The number of jobless claims in the US announced on Thursday up to the beginning of the week of September 25 further validated Powell's concerns. The figure has been rising for three consecutive weeks, which may reflect worsening labor market conditions and the high volatility of this weekly data.

Federal Reserve Governor Brainard said in his Monday speech that the US employment rate is still below the Federal Reserve's standard for reducing debt purchases. As the epidemic rebounds, the employment situation in the fall may be very serious.

On Friday, due to concerns about the employment situation, FOMC's 2023 vote committee KashkariIt is expected that the Federal Reserve will not raise interest rates until 2024.He added that there is still a long way to go before the job market recovers.

On the inflation side, Powell is still trying to reassure that market inflation is temporary.

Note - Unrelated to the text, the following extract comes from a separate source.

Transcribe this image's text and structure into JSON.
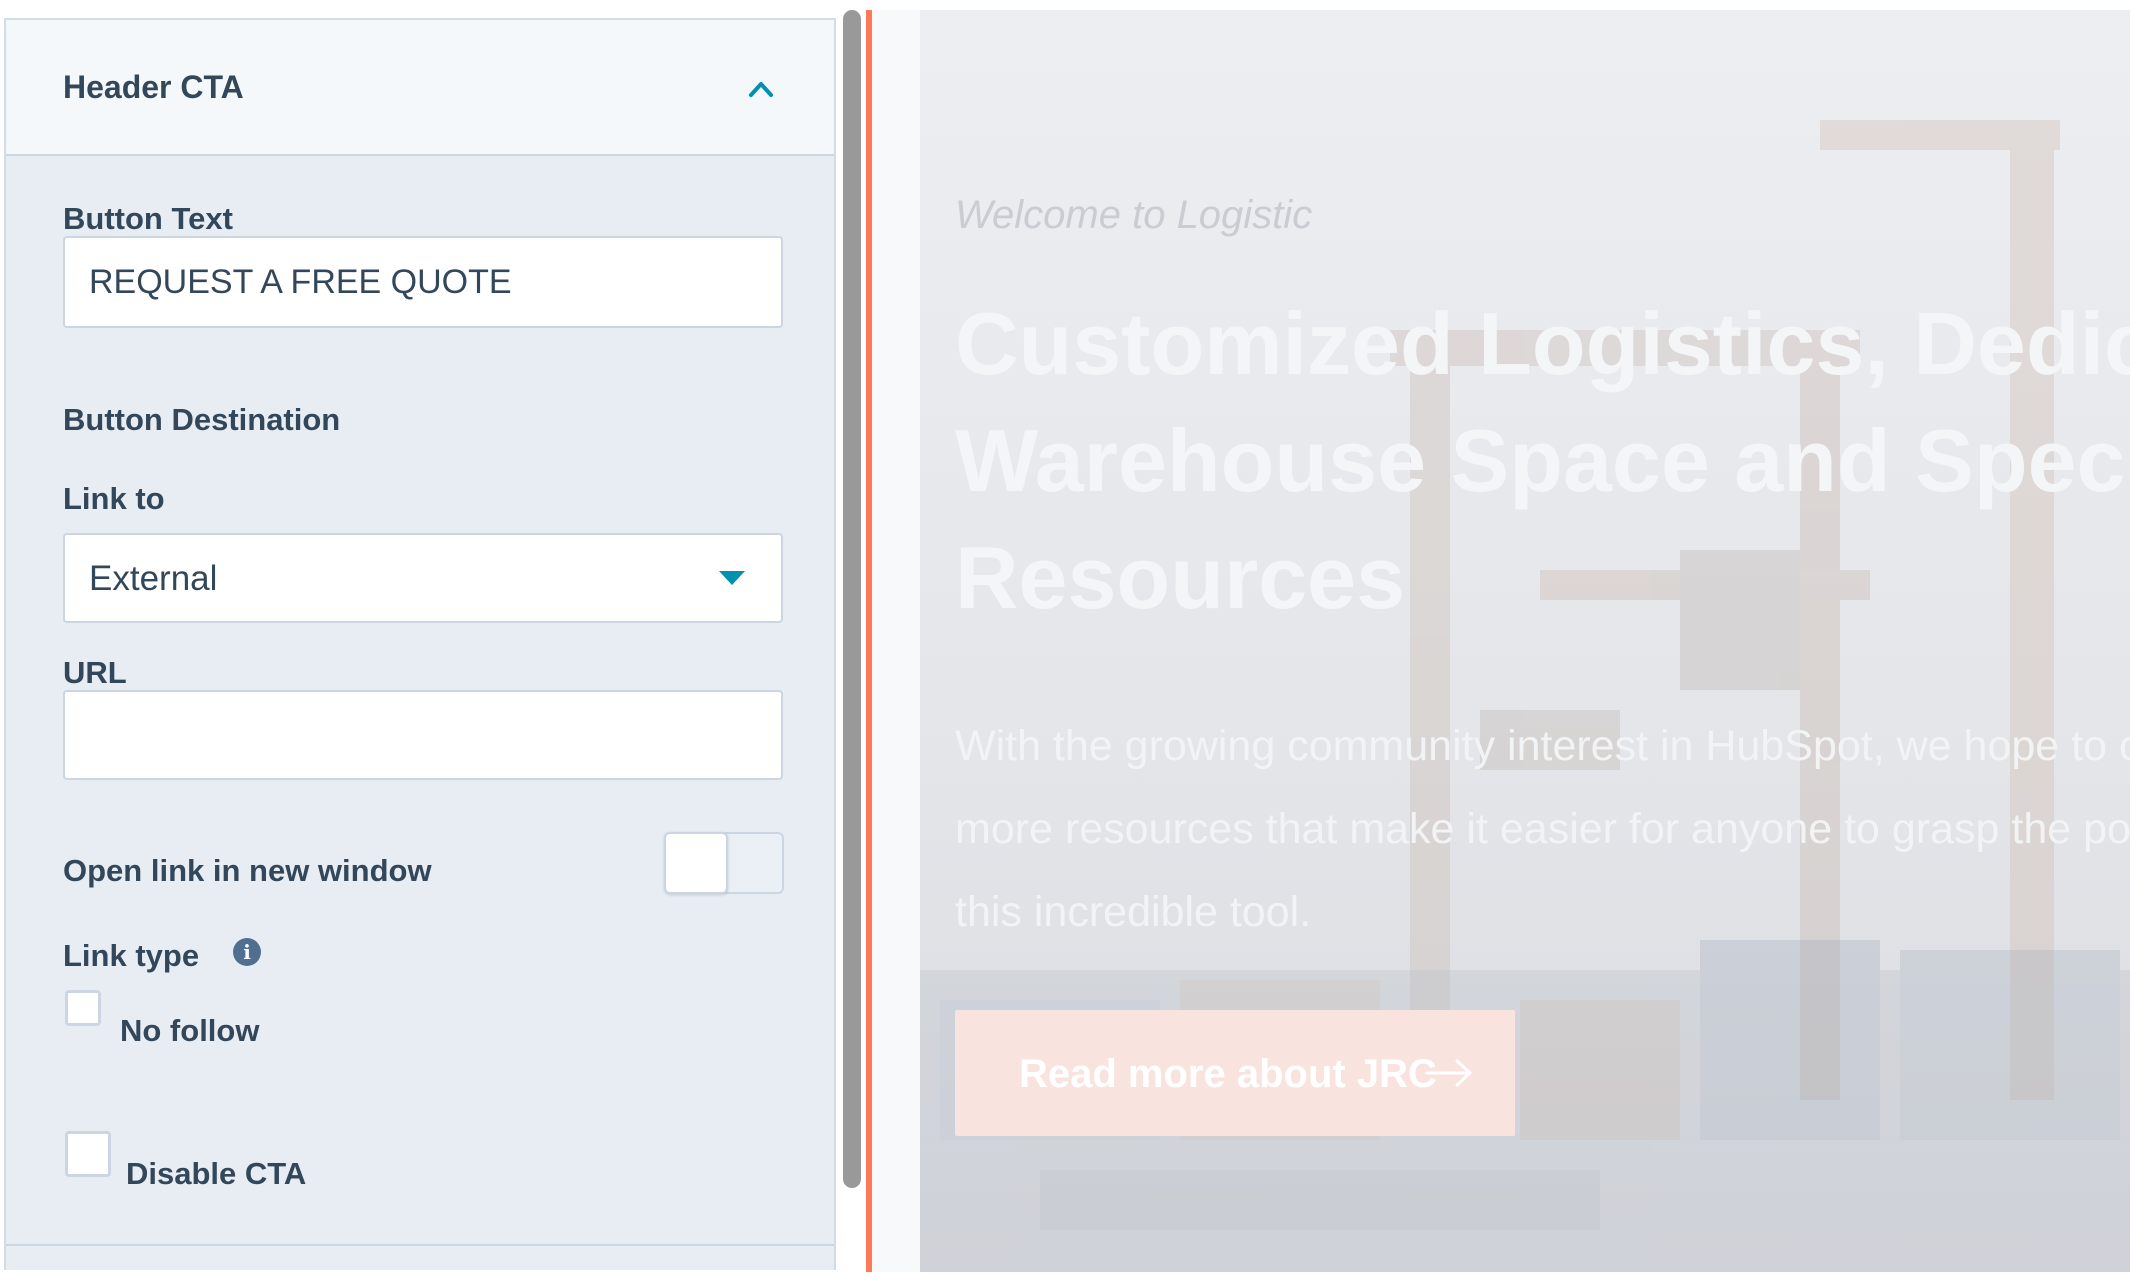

He claims that he hasn't seen the presentQualcommevidence that inflation affects expectations,High inflation is expected to ease somewhat in the first half of next yearIt also promised that if inflation remains high for too long, the Federal Reserve will respond.

Chicago Federal Reserve Chairman Evans is more optimistic. In his opinion,It may take another two years before inflation is strong enough to require interest rate hikes.Regarding the current inflation situation, Evans pointed out that he is more concerned that the US will not be able to generate enough inflation in 2023 and 2024, rather than that inflation may rise too high.

The translation is provided by third-party software.